# How Pyrefly Handles Import Resolution and Module Finding

> Discover how Pyrefly handles import resolution and module finding with its hierarchical search algorithm. Learn about directory caching, stub package handling, and legacy namespace support.

- Repository: [Meta/pyrefly](https://github.com/facebook/pyrefly)
- Tags: internals
- Published: 2026-05-21

---

**Pyrefly resolves imports through a hierarchical search algorithm implemented in [`pyrefly/lib/module/finder.rs`](https://github.com/facebook/pyrefly/blob/main/pyrefly/lib/module/finder.rs) that mirrors Python's import machinery while adding directory caching, stub package handling, and legacy namespace package support.**

Import resolution forms the foundation of static type checking, mapping module names to filesystem paths before type analysis begins. In the `facebook/pyrefly` repository, this critical functionality is centralized in the `pyrefly::module::finder` module, which reimplements Python's import semantics with optimizations for performance and stub compatibility. Understanding Pyrefly's import resolution reveals how the tool navigates complex package layouts, from namespace packages to third-party type stubs.
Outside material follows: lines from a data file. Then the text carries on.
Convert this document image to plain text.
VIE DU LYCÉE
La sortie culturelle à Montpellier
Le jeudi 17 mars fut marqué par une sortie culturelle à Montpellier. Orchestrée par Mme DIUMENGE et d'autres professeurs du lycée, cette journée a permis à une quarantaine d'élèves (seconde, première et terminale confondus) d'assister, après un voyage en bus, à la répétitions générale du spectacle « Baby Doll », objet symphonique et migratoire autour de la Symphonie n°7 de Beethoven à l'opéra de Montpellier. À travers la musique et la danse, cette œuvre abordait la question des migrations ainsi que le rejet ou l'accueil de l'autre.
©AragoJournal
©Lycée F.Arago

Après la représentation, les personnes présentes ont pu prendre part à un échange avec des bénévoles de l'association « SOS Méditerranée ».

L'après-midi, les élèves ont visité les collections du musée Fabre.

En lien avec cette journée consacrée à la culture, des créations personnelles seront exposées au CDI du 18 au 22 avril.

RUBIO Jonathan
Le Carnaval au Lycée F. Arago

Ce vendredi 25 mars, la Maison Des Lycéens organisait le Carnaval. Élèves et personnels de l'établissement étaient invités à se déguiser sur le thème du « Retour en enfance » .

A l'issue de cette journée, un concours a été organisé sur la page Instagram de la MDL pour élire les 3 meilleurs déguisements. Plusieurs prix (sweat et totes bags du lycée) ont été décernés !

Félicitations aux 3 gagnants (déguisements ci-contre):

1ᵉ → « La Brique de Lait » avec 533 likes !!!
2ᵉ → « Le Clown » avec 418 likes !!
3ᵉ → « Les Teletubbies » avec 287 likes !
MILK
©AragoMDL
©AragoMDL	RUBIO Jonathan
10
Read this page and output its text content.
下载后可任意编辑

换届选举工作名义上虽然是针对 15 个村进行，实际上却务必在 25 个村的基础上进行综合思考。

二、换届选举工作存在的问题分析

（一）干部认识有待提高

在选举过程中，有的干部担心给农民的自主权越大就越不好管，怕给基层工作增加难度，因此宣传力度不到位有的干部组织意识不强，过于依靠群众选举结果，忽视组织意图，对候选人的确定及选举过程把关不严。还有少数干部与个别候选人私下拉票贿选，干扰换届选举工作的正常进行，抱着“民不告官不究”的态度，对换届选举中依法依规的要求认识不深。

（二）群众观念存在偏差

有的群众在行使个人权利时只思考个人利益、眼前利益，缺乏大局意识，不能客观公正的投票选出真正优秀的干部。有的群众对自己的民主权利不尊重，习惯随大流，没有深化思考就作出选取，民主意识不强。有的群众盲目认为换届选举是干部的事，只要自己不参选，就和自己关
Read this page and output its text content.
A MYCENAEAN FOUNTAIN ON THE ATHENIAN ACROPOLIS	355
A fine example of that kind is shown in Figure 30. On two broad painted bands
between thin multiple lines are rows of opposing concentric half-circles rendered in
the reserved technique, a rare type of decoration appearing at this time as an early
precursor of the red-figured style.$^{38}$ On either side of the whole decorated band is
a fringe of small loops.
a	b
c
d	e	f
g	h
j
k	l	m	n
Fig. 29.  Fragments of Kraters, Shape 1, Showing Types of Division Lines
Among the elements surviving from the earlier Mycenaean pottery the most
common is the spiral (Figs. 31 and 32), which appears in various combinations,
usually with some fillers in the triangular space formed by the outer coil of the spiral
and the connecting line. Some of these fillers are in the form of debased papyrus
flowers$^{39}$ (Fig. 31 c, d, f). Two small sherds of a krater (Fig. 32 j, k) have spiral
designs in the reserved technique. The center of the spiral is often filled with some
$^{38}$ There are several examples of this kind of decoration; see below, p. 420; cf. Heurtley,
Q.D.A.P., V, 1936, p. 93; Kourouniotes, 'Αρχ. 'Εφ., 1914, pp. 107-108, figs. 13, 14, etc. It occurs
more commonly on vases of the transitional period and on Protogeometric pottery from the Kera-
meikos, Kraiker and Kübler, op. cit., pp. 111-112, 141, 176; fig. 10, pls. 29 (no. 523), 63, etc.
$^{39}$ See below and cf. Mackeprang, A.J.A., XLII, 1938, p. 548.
## The Import Resolution Pipeline

### Entry Point: `find_import_internal`

The public API for import resolution is `find_import_internal` (lines 1219‑1234 in [`pyrefly/lib/module/finder.rs`](https://github.com/facebook/pyrefly/blob/main/pyrefly/lib/module/finder.rs)). This function accepts a `ConfigFile` containing search paths, the target `ModuleName` to resolve, an optional `origin` path indicating which file performs the import, a `style_filter` for preferring `.pyi` over `.py` files, and a `DirEntryCache` for filesystem operations. It returns a `FindingOrError<ModulePath>` (lines 108‑124) that either contains the resolved filesystem path or a detailed error indicating why resolution failed.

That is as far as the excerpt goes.